02.11.2012 - 12:02 | Son Güncellenme:
İstanbul Emniyet Müdürlüğü Çocuk Şube Müdürü Murat Koçak, İstanbul’da kayıp çocuk müracaatında büyük artış olduğunu, 3 yıl önce günde 10 çocuk için kayıp müracaatı alırken, bu yıl bu rakamın 25’e çıktığını söyledi.
Murat Koçak, İstanbul Emniyet Müdürlüğü’ne, 2011 yılında 20, 2010 yılında 16, 2009 yılında ise 10 çocuk için kayıp müracaatı aldıklarını, bu yılsa bu rakamın 25 olduğunu kaydetti. Bu çocukların yüzde 97’sinin evden kaçtığını, yüzde 3’ünün de başka nedenlerden dolayı kaybolduğunu ifade eden Koçak, ”Kayıp çocuk müracaatında büyük artış olduğunu söyleyebiliriz. 3 yıl önce günde 10 çocuk için kayıp müracaatı alıyorduk, bu yıl bu sayı 25 oldu” dedi.
Kayıp müracaatlarını cinayet ihbarı almışcasına değerlendirdiklerini ifade eden Koçak, sözlerini şöyle sürdürdü: ”Evden kaçan çocukların geceyi evde geçirmelerinin sağlanması büyük önem taşıyor. Yaptığımız araştırmalar gösteriyor ki; kayıp çocukların yüzde 100’e yakın kısmı, eğer 24 saatte bulunamazlarsa ya bir suçun faili ya da bir suçun mağduru oluyorlar. Maalesef, cesedi bulunan çocuklarımız da oluyor. Son 2 yılda 11 çocuğun cesedi bulundu. Bu çocuklardan 2’si kaza sonucunda hayatını kaybetti, 8’i intihar etti, 1’i cinayet kurbanı oldu. Bu nedenle evden kaçan çocuğun bulunması, çocuğun geceyi sokakta geçirmemesi çok çok önemli.”

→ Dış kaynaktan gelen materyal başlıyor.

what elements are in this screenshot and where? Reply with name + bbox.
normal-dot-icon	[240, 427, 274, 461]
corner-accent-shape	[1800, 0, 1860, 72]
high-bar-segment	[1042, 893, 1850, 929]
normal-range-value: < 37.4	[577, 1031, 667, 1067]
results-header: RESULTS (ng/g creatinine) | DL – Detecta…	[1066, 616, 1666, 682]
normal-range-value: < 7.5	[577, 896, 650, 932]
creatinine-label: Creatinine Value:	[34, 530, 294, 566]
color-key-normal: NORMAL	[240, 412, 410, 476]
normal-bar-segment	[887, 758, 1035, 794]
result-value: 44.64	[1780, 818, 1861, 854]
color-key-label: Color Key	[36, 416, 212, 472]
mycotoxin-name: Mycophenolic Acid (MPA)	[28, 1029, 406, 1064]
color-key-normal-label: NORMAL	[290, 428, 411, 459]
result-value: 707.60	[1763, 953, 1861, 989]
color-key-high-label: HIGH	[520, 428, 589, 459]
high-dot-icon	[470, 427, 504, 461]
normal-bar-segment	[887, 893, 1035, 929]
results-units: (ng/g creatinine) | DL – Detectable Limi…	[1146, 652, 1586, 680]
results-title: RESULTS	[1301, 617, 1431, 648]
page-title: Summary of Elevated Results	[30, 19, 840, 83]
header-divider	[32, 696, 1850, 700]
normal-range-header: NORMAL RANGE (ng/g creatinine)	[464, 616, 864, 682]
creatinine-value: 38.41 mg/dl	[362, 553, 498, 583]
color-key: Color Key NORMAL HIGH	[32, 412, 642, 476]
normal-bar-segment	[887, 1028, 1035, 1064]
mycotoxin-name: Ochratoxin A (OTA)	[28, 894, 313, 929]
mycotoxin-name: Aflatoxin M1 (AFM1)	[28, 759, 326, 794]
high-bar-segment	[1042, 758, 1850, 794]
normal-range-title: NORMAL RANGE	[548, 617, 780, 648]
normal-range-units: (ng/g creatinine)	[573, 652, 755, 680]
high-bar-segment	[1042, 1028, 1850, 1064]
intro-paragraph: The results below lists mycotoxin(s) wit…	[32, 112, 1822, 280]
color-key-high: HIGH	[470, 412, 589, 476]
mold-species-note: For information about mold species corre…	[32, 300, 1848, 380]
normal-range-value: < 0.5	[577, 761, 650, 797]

”Yüzde 48’i, 24 saat içinde bulunuyor”
İstanbul Emniyet Müdürlüğü’nün kayıp çocuk vakalarına büyük önem verdiğini dile getiren Koçak, sözlerine şöyle devam etti: ”İstanbul Emniyet Müdürlüğü’ne bağlı çocuk birimleri olarak adeta seferberlik ilan ettik. İstanbul’da bu konuda çalışan ilçe çocuk büro amirlikleri mevcut. Her kayıp için bir görevlendirme yaptık. 900’e yakın personele kayıp çocukların soruşturulması ile alakalı eğitim verdik. Kayıp çocuklara ilişkin bilgisayar sistemi kurduk. Geçen yıl itibariyle kaybolan çocukların yüzde 35’ini 24 saat içinde buluyorduk. Çalışmalarımızla bu sene bunu yüzde 48’e çıkardık. Çocuğun bulunma süresi 12 gündü. Bu yıl bu süreyi 6 güne indirmeyi başardık. Kayıp çocuğun 6 gün sokakta kalması da uzun bir süre ancak yine de önemli bir başarı olarak görüyoruz. Bunu düşürmek için çalışmalar yapıyoruz.”

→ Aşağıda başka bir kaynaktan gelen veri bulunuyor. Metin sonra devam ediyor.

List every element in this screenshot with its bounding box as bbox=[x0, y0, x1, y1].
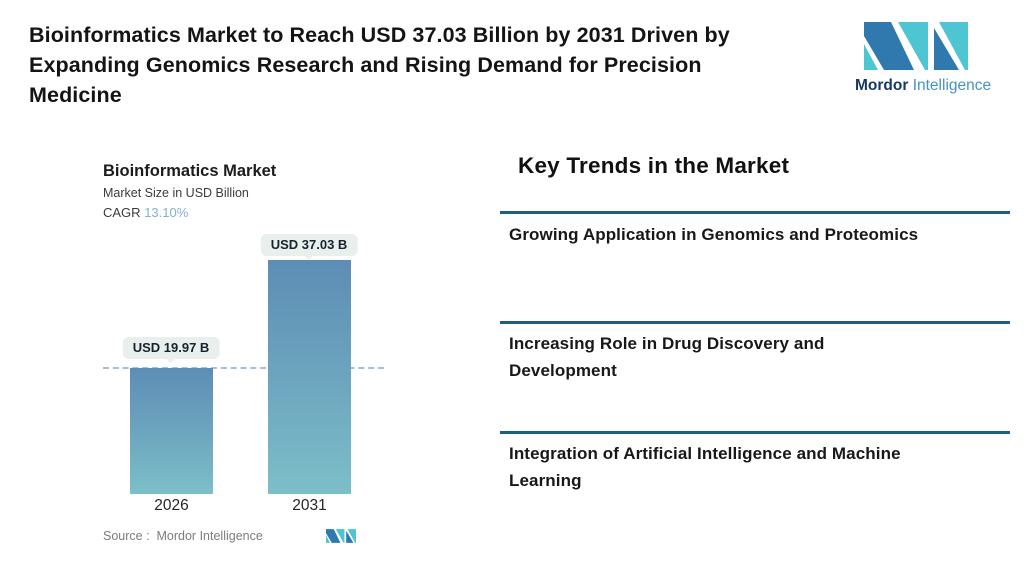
x-axis-label-2026: 2026 bbox=[154, 497, 189, 514]
chart-source: Source : Mordor Intelligence bbox=[103, 529, 263, 543]
trend-item-ai-ml: Integration of Artificial Intelligence a… bbox=[509, 444, 901, 490]
cagr-value: 13.10% bbox=[144, 205, 189, 220]
divider-line bbox=[500, 321, 1010, 324]
x-axis-label-2031: 2031 bbox=[292, 497, 327, 514]
trends-heading: Key Trends in the Market bbox=[518, 153, 790, 178]
chart-subtitle: Market Size in USD Billion bbox=[103, 186, 249, 200]
chart-title: Bioinformatics Market bbox=[103, 162, 277, 180]
bar-2031 bbox=[268, 260, 351, 494]
mordor-intelligence-logo-icon bbox=[864, 22, 968, 70]
brand-lockup: Mordor Intelligence bbox=[855, 22, 1024, 95]
trend-item-drug-discovery: Increasing Role in Drug Discovery and De… bbox=[509, 334, 825, 380]
mordor-intelligence-small-logo-icon bbox=[326, 529, 356, 543]
chart-cagr: CAGR 13.10% bbox=[103, 205, 188, 220]
data-label-2026: USD 19.97 B bbox=[122, 337, 220, 359]
bar-2026 bbox=[130, 367, 213, 494]
brand-suffix: Intelligence bbox=[912, 77, 992, 94]
cagr-label: CAGR bbox=[103, 205, 141, 220]
brand-wordmark: Mordor Intelligence bbox=[855, 77, 1024, 95]
divider-line bbox=[500, 431, 1010, 434]
reference-dashed-line bbox=[103, 367, 384, 369]
divider-line bbox=[500, 211, 1010, 214]
brand-name: Mordor bbox=[855, 77, 909, 94]
page-title: Bioinformatics Market to Reach USD 37.03… bbox=[29, 23, 730, 107]
trend-item-genomics-proteomics: Growing Application in Genomics and Prot… bbox=[509, 225, 919, 244]
data-label-2031: USD 37.03 B bbox=[260, 234, 358, 256]
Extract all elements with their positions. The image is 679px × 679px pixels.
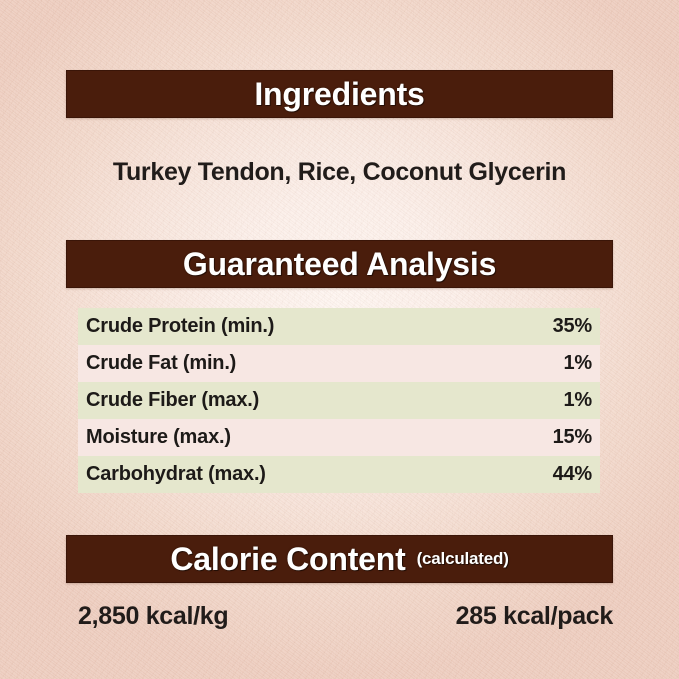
table-row: Crude Fiber (max.) 1% xyxy=(78,382,600,419)
nutrient-label: Moisture (max.) xyxy=(86,426,231,448)
calorie-content-header-bar: Calorie Content (calculated) xyxy=(66,535,613,583)
table-row: Moisture (max.) 15% xyxy=(78,419,600,456)
nutrient-value: 1% xyxy=(563,389,592,411)
ingredients-header-bar: Ingredients xyxy=(66,70,613,118)
nutrient-value: 15% xyxy=(552,426,593,448)
guaranteed-analysis-header-bar: Guaranteed Analysis xyxy=(66,240,613,288)
calories-per-pack: 285 kcal/pack xyxy=(455,602,614,630)
table-row: Crude Protein (min.) 35% xyxy=(78,308,600,345)
nutrient-value: 1% xyxy=(563,352,592,374)
nutrient-label: Crude Fiber (max.) xyxy=(86,389,260,411)
nutrient-value: 35% xyxy=(552,315,593,337)
calories-per-kilogram: 2,850 kcal/kg xyxy=(78,602,229,630)
calorie-values-row: 2,850 kcal/kg 285 kcal/pack xyxy=(78,602,613,631)
calorie-content-heading: Calorie Content xyxy=(170,540,406,577)
nutrient-label: Carbohydrat (max.) xyxy=(86,463,266,485)
ingredients-list: Turkey Tendon, Rice, Coconut Glycerin xyxy=(112,158,567,186)
table-row: Crude Fat (min.) 1% xyxy=(78,345,600,382)
nutrient-value: 44% xyxy=(552,463,593,485)
nutrient-label: Crude Fat (min.) xyxy=(86,352,237,374)
guaranteed-analysis-table: Crude Protein (min.) 35% Crude Fat (min.… xyxy=(78,308,600,493)
guaranteed-analysis-heading: Guaranteed Analysis xyxy=(182,245,497,282)
table-row: Carbohydrat (max.) 44% xyxy=(78,456,600,493)
calorie-content-subheading: (calculated) xyxy=(416,549,509,568)
nutrient-label: Crude Protein (min.) xyxy=(86,315,275,337)
ingredients-heading: Ingredients xyxy=(254,75,425,112)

”Ailelere önemli görevler düşüyor”
Daha önce kayıp müracaatlarını karakollardan alınırken artık kayıp ihbarının telefonla yapıldığı anda polis ekibinin aileye ulaştığını ifade eden Koçak, sözlerini şöyle sürdürdü:
”Maalesef aileler zaman zaman, ’Çocuğum eve dönebilir’ düşüncesiyle polise ihbarda bulunmakta gecikiyor. Ailelerin çocuğun kaybolduğunu anladıkları andan itibaren polise bildirmeleri ve çocuğun en son görüldüğü yerden itibaren aranması gerekiyor. Bulunmak istemeyen bir çocuğu bulmak hayli zor. Pek çoğu yetişkinlerden yardım görüyor. Kaçırılan çocuk için ise ilk 3 saat, kritik zaman. Ailelerin bu konuda duyarlı olmaları gerekiyor.

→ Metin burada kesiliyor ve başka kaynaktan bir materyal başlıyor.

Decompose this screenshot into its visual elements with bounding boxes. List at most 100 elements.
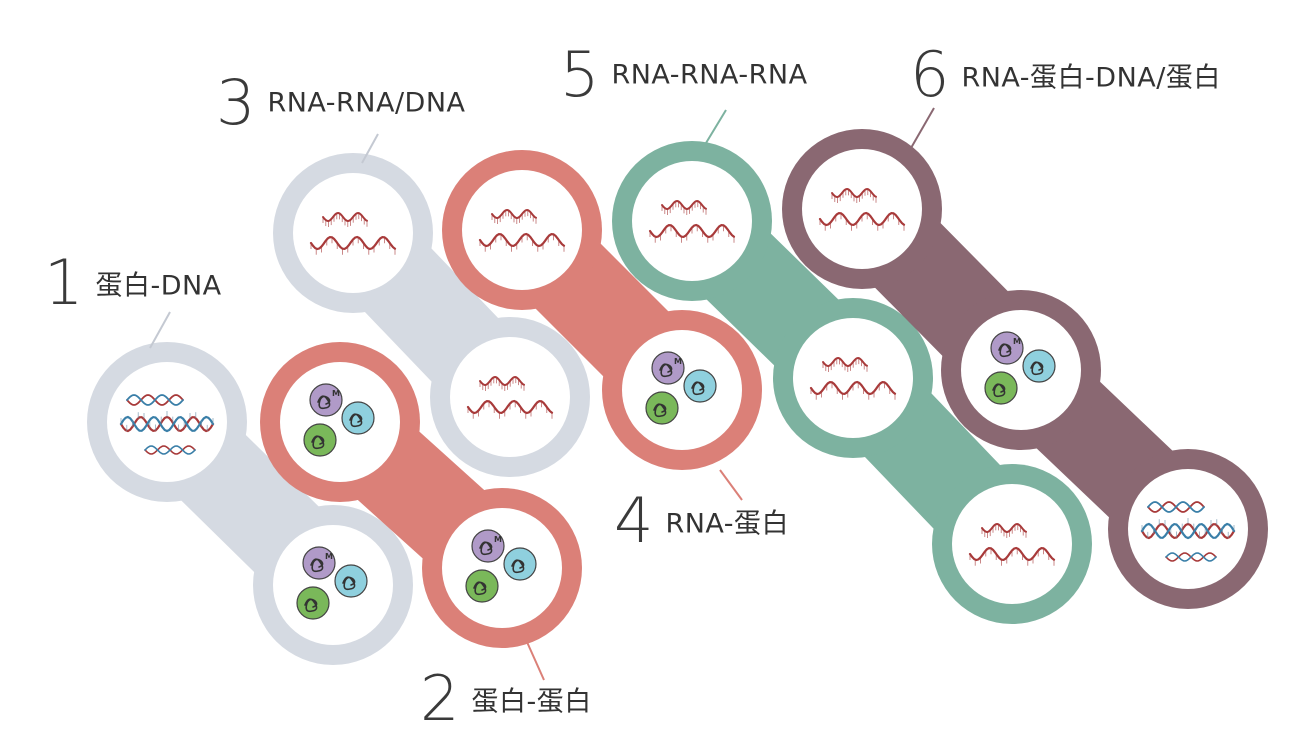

Aileler çocuklarının güncel fotoğraflarını mutlaka bulundursunlar. Güncel fotoğrafı bulunmayan çocukları bulmak hayli güç. Zihinsel engelli çocukların parmak izleri ilçe emniyet müdürlüklerinde alınabiliyor. Ayrıca aileler çocuklarının parmak izini kendileri de mürekkep yöntemiyle alıp evlerinde bulundurabilirler. Çocuğun saçlarını taradıktan sonra tarakta kalan köklü saç tellerini de alıp, poşetleyip saklayabilirler. Bütün bunları polise verdiklerinde kayıp çocuğun aranması çalışmalarını kolaylaştırmış olurlar. Ailelerin bunlarla beraber kayıp çocuğun eşkalini, yani, boyunu, kilosunu, saç ve göz rengini, en son giydiği kıyafeti doğru şekilde tarif edebilmesi, arkadaşlarını ve boş zamanlarında gittikleri yerleri ifade edebilmesi kayıp çocukların çocukların kısa sürede bulunmasında son derece önem taşıyor.”
”Şiddet gören çocuklar evden kaçıyor”
Evden kaçan çocukların büyük bölümünün 15-18 yaşında olduğunu ve bu çocukların büyük bölümünün de evde şiddet gördüğü için bu yola başvurduğunu dile getiren Koçak, çocuklara da ”Evlerinizden, yuvalarınızdan kaçmayın. Her problemin bir çözümü vardır. ’Denize düşen yılana sarılır’ misali mağduriyetlerle karşılaşabilirsiniz. Problemlerinizi güvendiğiniz büyüklerinize açın ve yardım isteyin. Umudunuzu yitirmeyin” diye seslendi.